Lekarzom nowa forma wystawiania zwolnień nie sprawia  żadnych trudności. Żeby wystawić zwolnienie trzeba zalogowac się do programu, wybrać ikonkę ze zwolnieniami i wypełnić druczek. Jego format nie różni się od papierowego.

A pacjenci? Niektórzy dziwią sie, że nie dostają już zwolnienia "do ręki", biorą więc potwierdzenie do kiedy zwolnienie obowiązuje, bo nie wszyscy pamiętali. Wszyscy są jednak zadowoleni, bo już nie muszą dostarczać pracodawcy zwolnień.

Od 1 grudnia jest tez większa kontrola, wszystkie wystawiane zwolnienia są od razu widoczne dla ZUS i trudniej będzie wystawiać je "na lewo". E-zwolnienia to system, który pozwoli zmniejszyć biurokrację po stronie lekarzy, pracowników i pracodawców - są wystawiane w jednym egzemplarzu, zawierają mniej danych niż dotychczas, a jego wypisanie zajmie "kilkadziesiąt sekund". Po zatwierdzeniu w systemie, zwolnienie pojawi się u pracodawcy, w ZUS oraz u pracownika w jego profilu usług elektronicznych ZUS.

Dodajmy że od grudnia te papierowe zwolnienia lekarskie przeszły do lamusa - ale lekarze będą mogli je wykorzystać gdyby doszło do poważnej awarii systemu e-zwolnień, czy w przychodni pojawiłby się problem z dostępem do internetu.

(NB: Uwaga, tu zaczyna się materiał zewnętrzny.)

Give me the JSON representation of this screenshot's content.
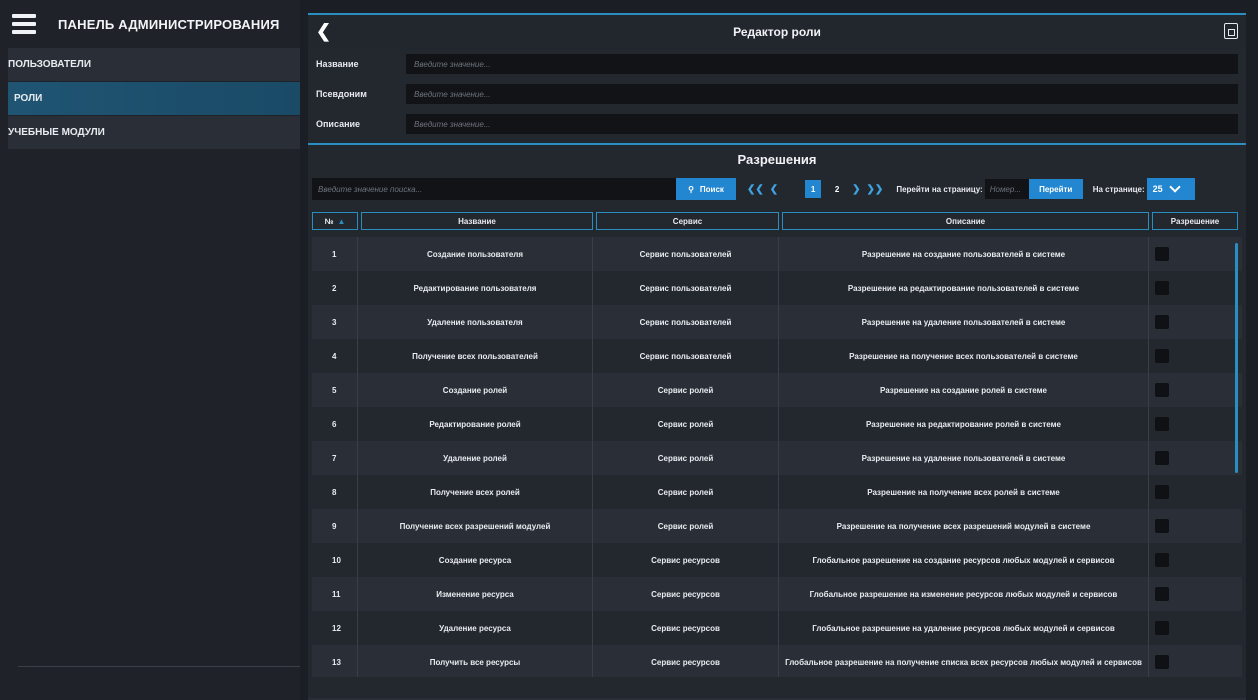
{
  "sidebar": {
    "title": "ПАНЕЛЬ АДМИНИСТРИРОВАНИЯ",
    "items": [
      {
        "label": "ПОЛЬЗОВАТЕЛИ"
      },
      {
        "label": "РОЛИ"
      },
      {
        "label": "УЧЕБНЫЕ МОДУЛИ"
      }
    ]
  },
  "header": {
    "title": "Редактор роли"
  },
  "form": {
    "fields": [
      {
        "label": "Название",
        "placeholder": "Введите значение..."
      },
      {
        "label": "Псевдоним",
        "placeholder": "Введите значение..."
      },
      {
        "label": "Описание",
        "placeholder": "Введите значение..."
      }
    ]
  },
  "permissions": {
    "title": "Разрешения",
    "search_placeholder": "Введите значение поиска...",
    "search_button": "Поиск",
    "pages": [
      "1",
      "2"
    ],
    "goto_label": "Перейти на страницу:",
    "goto_placeholder": "Номер...",
    "goto_button": "Перейти",
    "per_page_label": "На странице:",
    "per_page_value": "25",
    "columns": [
      "№",
      "Название",
      "Сервис",
      "Описание",
      "Разрешение"
    ],
    "rows": [
      {
        "num": "1",
        "name": "Создание пользователя",
        "service": "Сервис пользователей",
        "desc": "Разрешение на создание пользователей в системе"
      },
      {
        "num": "2",
        "name": "Редактирование пользователя",
        "service": "Сервис пользователей",
        "desc": "Разрешение на редактирование пользователей в системе"
      },
      {
        "num": "3",
        "name": "Удаление пользователя",
        "service": "Сервис пользователей",
        "desc": "Разрешение на удаление пользователей в системе"
      },
      {
        "num": "4",
        "name": "Получение всех пользователей",
        "service": "Сервис пользователей",
        "desc": "Разрешение на получение всех пользователей в системе"
      },
      {
        "num": "5",
        "name": "Создание ролей",
        "service": "Сервис ролей",
        "desc": "Разрешение на создание ролей в системе"
      },
      {
        "num": "6",
        "name": "Редактирование ролей",
        "service": "Сервис ролей",
        "desc": "Разрешение на редактирование ролей в системе"
      },
      {
        "num": "7",
        "name": "Удаление ролей",
        "service": "Сервис ролей",
        "desc": "Разрешение на удаление пользователей в системе"
      },
      {
        "num": "8",
        "name": "Получение всех ролей",
        "service": "Сервис ролей",
        "desc": "Разрешение на получение всех ролей в системе"
      },
      {
        "num": "9",
        "name": "Получение всех разрешений модулей",
        "service": "Сервис ролей",
        "desc": "Разрешение на получение всех разрешений модулей в системе"
      },
      {
        "num": "10",
        "name": "Создание ресурса",
        "service": "Сервис ресурсов",
        "desc": "Глобальное разрешение на создание ресурсов любых модулей и сервисов"
      },
      {
        "num": "11",
        "name": "Изменение ресурса",
        "service": "Сервис ресурсов",
        "desc": "Глобальное разрешение на изменение ресурсов любых модулей и сервисов"
      },
      {
        "num": "12",
        "name": "Удаление ресурса",
        "service": "Сервис ресурсов",
        "desc": "Глобальное разрешение на удаление ресурсов любых модулей и сервисов"
      },
      {
        "num": "13",
        "name": "Получить все ресурсы",
        "service": "Сервис ресурсов",
        "desc": "Глобальное разрешение на получение списка всех ресурсов любых модулей и сервисов"
      }
    ]
  }
}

Tylko dzisiaj od rana lekarze i asystenci medyczni wystawili 100 tysięcy nowych e-zwolnień - powiedział IAR rzecznik ZUS Wojciech Andrusiewicz. Dodał, że w szczycie wystawianych jest 17 zwolnień elektronicznych na sekundę.
                Rzecznik przypomniał, że e--zwolnienia mogą wystawiać nie tylko lekarze ale też asystenci medyczni.  Każdy asystent musi być wpisany do Rejestru Asystentów Medycznych (RAM) i musi mieć profil na Platformie Usług Elektronicznych ZUS.